阮芒把掉在地上的道具棒棒糖用纸巾包住捡起来丢掉的时候,满脑子就只有一个念头——
她和裴时樾的孽缘指定有点说法。
在被人迎面递过来一瓶水之前,阮芒都还理所当然幻想着裴时樾一个钢铁直男应该认不出来,是她吧?
毕竟cosplay妆容完全为还原角色服务,浓重一点也在情理之中,她现在连眼珠子都是绿的,陈女士作为亲妈来了站在这儿,高低都得认半分钟。
拢着瓶身的指节修长骨感,向上是一截削瘦的腕骨,稍稍外扩,甚至连瓶盖都顺手拧开了。
男人穿着简单的黑T黑裤,站在原地,朝她微扬了下眉。
阮芒慢吞吞接过水,不可置信地看向他,眸子瞪大了些,戳了戳自己的脸颊:“你能认出来是我吗?”
裴时樾垂眸轻飘飘看她一眼:“认不出来,你哪位?”
阮芒:“……”
小伙子你有点敏锐啊。
阮芒一噎,有点儿结巴:“你怎么会在这儿……”
裴时樾顿了顿,云淡风轻道:“参观一下同行。”
绝对不是一场蓄谋已久刻意接近的偶遇。
绝对没有因为看见了她的朋友圈然后连夜让纪介在小黄鱼市场找人高价代抢票。
纪介:“?”
那他不差钱的老板给他打的四位数天价代抢费算什么?
算他加班加出的幻觉吗?
溜达了这么久阮芒还真有点渴了,她就着拧开的瓶盖喝了口水,余光恰巧瞥到裴时樾手中拎着的一袋无料,封面上印是一位黑长直齐刘海冷萌脸眼镜娘,穿着经典的黑白配色女仆装,头顶戴着猫耳尖尖,胸前白花花的一片,呼之欲出。
阮芒的眼睛倏地一下睁大了。
你这打入同行内部的借口看起来有点目的不纯啊。
从未设想的道路,阮芒怎么都没料到,原来这位哥平时看起来挺现充,私底下竟然也是闷骚宅男吗?
阮芒突然觉得天晴了,他俩扯平了。
她不就是看个吸血鬼漫画,多大点事,大家都是阿宅谁还不能互相理解了,你看这事儿闹的。

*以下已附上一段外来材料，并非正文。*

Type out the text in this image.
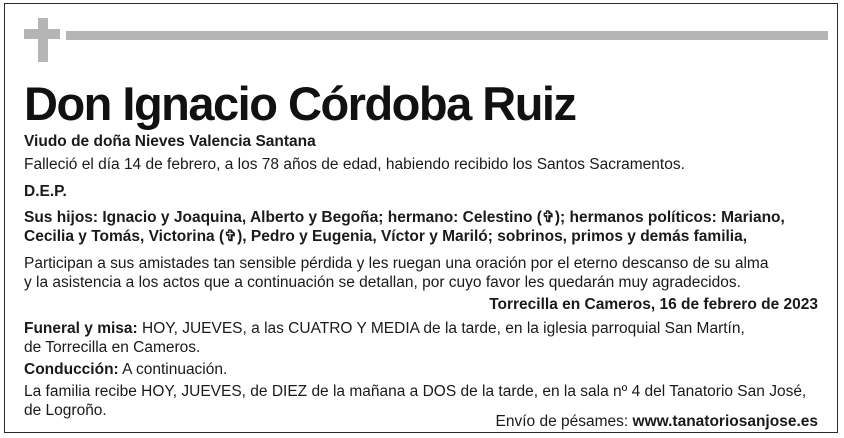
Don Ignacio Córdoba Ruiz
Viudo de doña Nieves Valencia Santana
Falleció el día 14 de febrero, a los 78 años de edad, habiendo recibido los Santos Sacramentos.
D.E.P.
Sus hijos: Ignacio y Joaquina, Alberto y Begoña; hermano: Celestino (✞); hermanos políticos: Mariano,
Cecilia y Tomás, Victorina (✞), Pedro y Eugenia, Víctor y Mariló; sobrinos, primos y demás familia,
Participan a sus amistades tan sensible pérdida y les ruegan una oración por el eterno descanso de su alma
y la asistencia a los actos que a continuación se detallan, por cuyo favor les quedarán muy agradecidos.
Torrecilla en Cameros, 16 de febrero de 2023
Funeral y misa: HOY, JUEVES, a las CUATRO Y MEDIA de la tarde, en la iglesia parroquial San Martín,
de Torrecilla en Cameros.
Conducción: A continuación.
La familia recibe HOY, JUEVES, de DIEZ de la mañana a DOS de la tarde, en la sala nº 4 del Tanatorio San José,
de Logroño.
Envío de pésames: www.tanatoriosanjose.es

没等裴时樾开口,就见阮芒一副“我都懂”的表情,意味深长地朝他眨眨眼睛。
纪介一直笔挺挺得站在一旁,跟站岗的小松树似的,一脸懵逼看着他们旁若无人的自然互动。
纪介这才后知后觉意识到什么,他大惊失色,嘴跟着一瓢:“老板你跟我老,呸,你和九虫小姐姐认识吗?”
话音刚落,纪介觉得后脖子有一道冷飕飕的风扫过来。
他下意识摸了摸脖子,转过头又发现什么都没有,应该是错觉吧?
“呃。”阮芒还在犹豫考虑,要不要把她和裴时樾如假扮情侣业务发展到裴时樾公司去。
真是蒸蒸日上如火如荼啊。
这时候旁边走过来一个眼镜男,他一推眼镜,看着阮芒:“这个小姐姐我好像在公司见过的。”
阮芒:“?”
阮芒开始怀疑网上流传的那句,“换一种化妆风格让直男认不出你”这句话的真实性以及可行性。
这不是个直男都能认出来吗?
其实眼镜哥确实没从长相认出来阮芒。
他靠的是骨子里对八卦的执着和热爱。
眼镜哥和裴时樾同大学同专业,再加上刚毕业就一块儿工作,俩人前前后后认识了好多年。
这些年找裴时樾搭讪的小姑娘眼镜哥没少见,但是和他搭上话的,更别说能明目张胆往办公室里带的异性,还真就阮芒一个。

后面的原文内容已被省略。